SSI claimed that the district court had therefore not necessarily found that Disney owned the trademarks, only that they weren’t infringed. Since the basis for noninfringement can be either ownership or license, SSI argued that the district court decision wasn’t preclusive as to ownership.
A few other facts were in SSI’s favor, most notably that it was entitled to royalties. This, however, does not mean that the agreement was necessarily a license, as noted by the TTAB:
|“Royalties in an assignment agreement are properly conceived as deferred consideration for the original conveyance of rights, with the amount of consideration pegged to the commercial success of the product.” Baladevon, Inc. v. Abbott Labs., Inc., 871 F.Supp. 89, 33 USPQ2d 1743, 1748 (D. Mass. 1994) (internal citations omitted).|
and Disney described its arrangement with SSI in its Security and Exchange Commission filings as a “licensing agreement.”
At the end of the day though, what mattered was that there were simply no rights retained by SSI:
|In spite of SSI’s protestations today that “[t]he rights Slesinger obtained from Milne are much broader than the rights Slesinger licensed to Disney in the 1983 Agreement,” SSI Opp’n at 4, the language of the parties’ agreements belies that contention.
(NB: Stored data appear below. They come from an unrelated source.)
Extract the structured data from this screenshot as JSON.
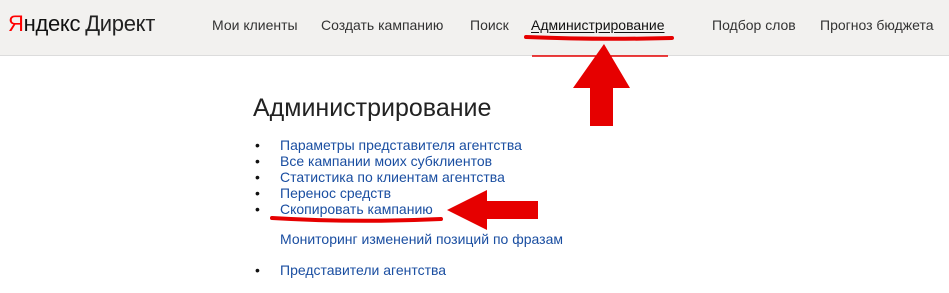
{
  "header": {
    "logo": {
      "brand_first": "Я",
      "brand_rest": "ндекс",
      "product": "Директ"
    },
    "nav": [
      {
        "label": "Мои клиенты"
      },
      {
        "label": "Создать кампанию"
      },
      {
        "label": "Поиск"
      },
      {
        "label": "Администрирование",
        "active": true
      },
      {
        "label": "Подбор слов"
      },
      {
        "label": "Прогноз бюджета"
      }
    ]
  },
  "main": {
    "title": "Администрирование",
    "links": [
      {
        "label": "Параметры представителя агентства"
      },
      {
        "label": "Все кампании моих субклиентов"
      },
      {
        "label": "Статистика по клиентам агентства"
      },
      {
        "label": "Перенос средств"
      },
      {
        "label": "Скопировать кампанию"
      }
    ],
    "extra_link": "Мониторинг изменений позиций по фразам",
    "last_link": "Представители агентства"
  },
  "colors": {
    "link": "#1a4ea1",
    "header_bg": "#f2f1ef",
    "annotation": "#e60000"
  }
}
Significantly, nowhere in its motion papers does SSI identify precisely what rights it believes it retained. Nor can any such rights be discovered by reading the contracts. SSI received “certain rights” from Milne and “further rights” in later agreements, and granted “those rights it had acquired” to Disney…. The Court is satisfied that under the clear terms of the parties’ agreements, SSI transferred all of its rights in the Pooh works to Disney….|
(The district court, quoted by the TTAB.)
The TTAB thus concluded that the ownership of the trademarks was a “pivotal issue addressed by the district court” and SSI was precluded from re-arguing it before the TTAB.
Stephen Slesinger, Inc. v. Disney Enter., Inc., Opp. No. 91179064 et al. (TTAB June 8, 2011) (precedential).
Milne v. Stephen Slesiger, Inc., No. 2:02-cv-08508-FMC-PLAx (C.D. Cal. Sept. 25, 2009).